The Emperor of All Maladies

I’ve just finished this interesting book on the biography of cancer. On one hand, it’s a depressing story, as we are still losing many battles.
On the other hand, there are many ways that progress have been made and hopefully, we are in a phase (e.g. genomics research and the cost reduction in analyzing DNA) that will bring us more victories. It is a story about the  history of research with eureka moments and decades of despair.

The author, Dr Mukherjee does a great job in describing the history from its first documented appearances thousands of years ago (when the Greek historian Herodotus records the story of Atossa the queen of Persia and the daughter of Cyrus, who noticed a lump in her breast.) through the progress in the twentieth century to cure, control, and conquer it to a radical new understanding of its essence. 

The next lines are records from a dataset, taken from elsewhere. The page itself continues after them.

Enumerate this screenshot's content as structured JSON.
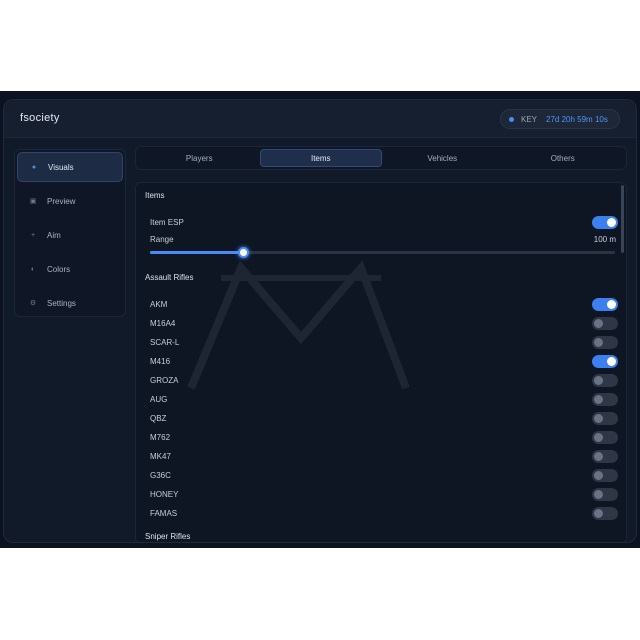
{
  "app": {
    "title": "fsociety"
  },
  "key": {
    "label": "KEY",
    "value": "27d 20h 59m 10s"
  },
  "sidebar": {
    "items": [
      {
        "label": "Visuals",
        "icon": "dot-icon",
        "active": true
      },
      {
        "label": "Preview",
        "icon": "square-icon",
        "active": false
      },
      {
        "label": "Aim",
        "icon": "crosshair-icon",
        "active": false
      },
      {
        "label": "Colors",
        "icon": "palette-icon",
        "active": false
      },
      {
        "label": "Settings",
        "icon": "gear-icon",
        "active": false
      }
    ]
  },
  "tabs": [
    {
      "label": "Players",
      "active": false
    },
    {
      "label": "Items",
      "active": true
    },
    {
      "label": "Vehicles",
      "active": false
    },
    {
      "label": "Others",
      "active": false
    }
  ],
  "content": {
    "section_items": "Items",
    "item_esp": {
      "label": "Item ESP",
      "on": true
    },
    "range": {
      "label": "Range",
      "value": "100 m",
      "fraction": 0.2
    },
    "section_assault": "Assault Rifles",
    "weapons": [
      {
        "label": "AKM",
        "on": true
      },
      {
        "label": "M16A4",
        "on": false
      },
      {
        "label": "SCAR-L",
        "on": false
      },
      {
        "label": "M416",
        "on": true
      },
      {
        "label": "GROZA",
        "on": false
      },
      {
        "label": "AUG",
        "on": false
      },
      {
        "label": "QBZ",
        "on": false
      },
      {
        "label": "M762",
        "on": false
      },
      {
        "label": "MK47",
        "on": false
      },
      {
        "label": "G36C",
        "on": false
      },
      {
        "label": "HONEY",
        "on": false
      },
      {
        "label": "FAMAS",
        "on": false
      }
    ],
    "section_sniper": "Sniper Rifles"
  },
  "colors": {
    "accent": "#4a8cf5",
    "toggle_on": "#3b7ff0",
    "toggle_off": "#2f3746"
  }
}
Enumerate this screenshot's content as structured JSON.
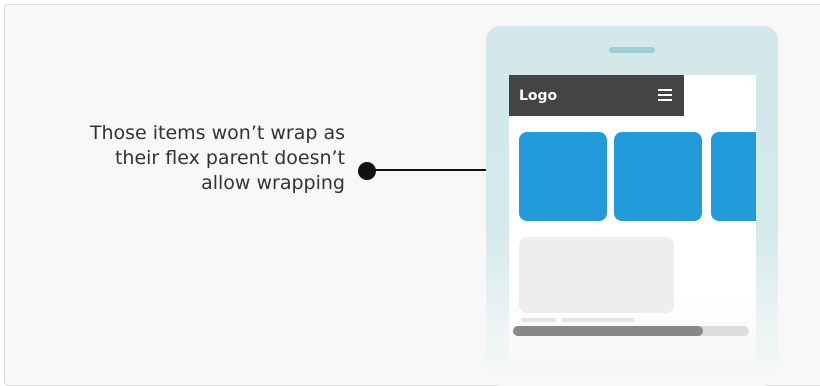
{
  "annotation": {
    "lines": [
      "Those items won’t wrap as",
      "their flex parent doesn’t",
      "allow wrapping"
    ]
  },
  "phone": {
    "navbar": {
      "logo": "Logo",
      "menu_icon": "hamburger-icon"
    },
    "flex_items_count": 3,
    "scroll_position": 0.8
  },
  "colors": {
    "frame_background": "#f8f8f8",
    "phone_body": "#d2e8e9",
    "speaker": "#9fd0d1",
    "navbar": "#444444",
    "flex_item": "#239ad9",
    "placeholder": "#eeeeee",
    "scroll_thumb": "#888888",
    "scroll_track": "#dddddd",
    "pointer": "#111111"
  }
}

I found somewhere this encouraging answer he gave to the question “With all that you have learned up to this point, are you hopeful in terms of cancer research and possible cures?”
Mukherjee: “I feel pathologically hopeful!
The opposite of hopeful is hopeless.
How can you be hopeless?
Discoveries have occurred, and discoveries are occurring.
Look at history, does that mean that every move becomes the most brilliant discovery or the universal cure for cancer? No.
But history clearly shows a track record of progress. Medicine is caught in this moment of pulling out from a sea of uncertainty these little pieces that are more certain than others. I often tell fellows and residents, to me there is no discipline we practice as human beings that manage this level of complexity. Not just statistical or scientific complexity, but emotional complexity. That’s what makes it one of the most unbelievably moving professions that exist.”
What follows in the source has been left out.